Poniamo il caso che abbia un appartamento di 90 mq in un condominio. Proprio confinante con me un signore prepotente ha un appartamento molto più grande del mio e ha più volte mostrato interesse ad almeno una parte del mio appartamento.

Naturalmente io non ho nessuna intenzione di cedere una parte della mia abitazione, nonostante le insistenze e le minacce del mio prepotente vicino.

Una mattina mi alzo e trovo parte del mio appartamento occupato dal mio vicino e quando vado per protestare i suoi sgherri mi picchiano violentemente e minacciano di occupare anche il resto della mia abitazione se non accetto quella parziale occupazione.

Convinto che la legge sia dalla mia parte mi rivolgo alla giustizia per denunciare il mio violento e prepotente vicino.

La legge tuttavia, pur dandomi ragione, appare restia ad intervenire. Tergiversa, mi assicura appoggio morale, mi dice anche che mi darà qualche bastone per proteggermi dagli sgherri del mio vicino, ma non intende andare oltre.

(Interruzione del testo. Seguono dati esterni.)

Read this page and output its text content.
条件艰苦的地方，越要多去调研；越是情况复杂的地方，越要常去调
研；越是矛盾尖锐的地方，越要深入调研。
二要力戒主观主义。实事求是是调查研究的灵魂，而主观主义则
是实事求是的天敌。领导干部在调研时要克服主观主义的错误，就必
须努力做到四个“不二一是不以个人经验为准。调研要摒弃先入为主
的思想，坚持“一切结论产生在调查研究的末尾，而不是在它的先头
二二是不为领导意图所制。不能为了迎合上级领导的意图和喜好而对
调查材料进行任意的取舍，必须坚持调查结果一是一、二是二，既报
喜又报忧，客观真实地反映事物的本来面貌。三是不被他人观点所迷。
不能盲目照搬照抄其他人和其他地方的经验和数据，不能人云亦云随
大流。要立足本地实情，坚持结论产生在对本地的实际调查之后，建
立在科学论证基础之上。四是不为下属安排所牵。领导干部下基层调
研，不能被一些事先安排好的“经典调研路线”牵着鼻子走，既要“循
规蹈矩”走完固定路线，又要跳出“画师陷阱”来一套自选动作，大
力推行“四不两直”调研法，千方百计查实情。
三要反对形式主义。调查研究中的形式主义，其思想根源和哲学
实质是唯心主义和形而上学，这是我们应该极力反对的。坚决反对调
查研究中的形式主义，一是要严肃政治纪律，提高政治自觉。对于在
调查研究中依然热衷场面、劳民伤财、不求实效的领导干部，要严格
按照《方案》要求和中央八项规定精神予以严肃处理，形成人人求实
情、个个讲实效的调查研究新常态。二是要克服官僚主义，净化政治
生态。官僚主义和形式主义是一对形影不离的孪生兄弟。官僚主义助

Anzi, dopo qualche giorno che io e il mio vicino ci prendiamo a botte ed io le prendo senza tuttavia cedere, mi consigliano di trattare con lui e, per evitare che mi occupi l’intero appartamento, di cedergli la parte alla quale lui aveva mostrato interesse e che aveva illegalmente occupato.

Riassumendo, tutti mi danno ragione, tutti capiscono che il mio vicino ha occupato il mio appartamento illegalmente ma, onde evitare guai peggiori, tutti mi consigliano di smetterla di opporre resistenza e di cedere alla sua prepotenza.

Ora, quello che ho cercato di fare poco sopra è stato spiegare (senza vignette) com’è la situazione tra Russia e Ucraina. Ho cercato di spiegare che c’è un prepotente e c’è una vittima, che c’è un attaccante e c’è un attaccato.

E quando sento gente che chiede a gran voce la pace ma non vuole dare armi all’Ucraina per difendersi dall’invasione russa, credo che queste persone confondano la parola “pace” con la parola “resa”, che facciano cioè lo stesso errore che fece Neville Chamberlain nel 1938 quando credette di poter placare Hitler con delle concessioni.

Se oggi qualcuno pensa di poter placare Putin con una parte (se non tutta) dell’Ucraina allora non ha capito cosa e chi ha davanti.

Se oggi ci mostriamo deboli, Putin non si fermerà all’Ucraina e dopo Kiev vorrà garantirsi altri territori, altre zone d’influenza. E non è detta che siano lontani da casa nostra.

E allora si manifesti pure per la pace, a patto però che pace non voglia dire resa, che non voglia dire pace a tutti i costi, anche a costo di cedere ai prepotenti. La pace spesso si ottiene combattendo, altrimenti a quest’ora avremmo parlato tutti tedesco.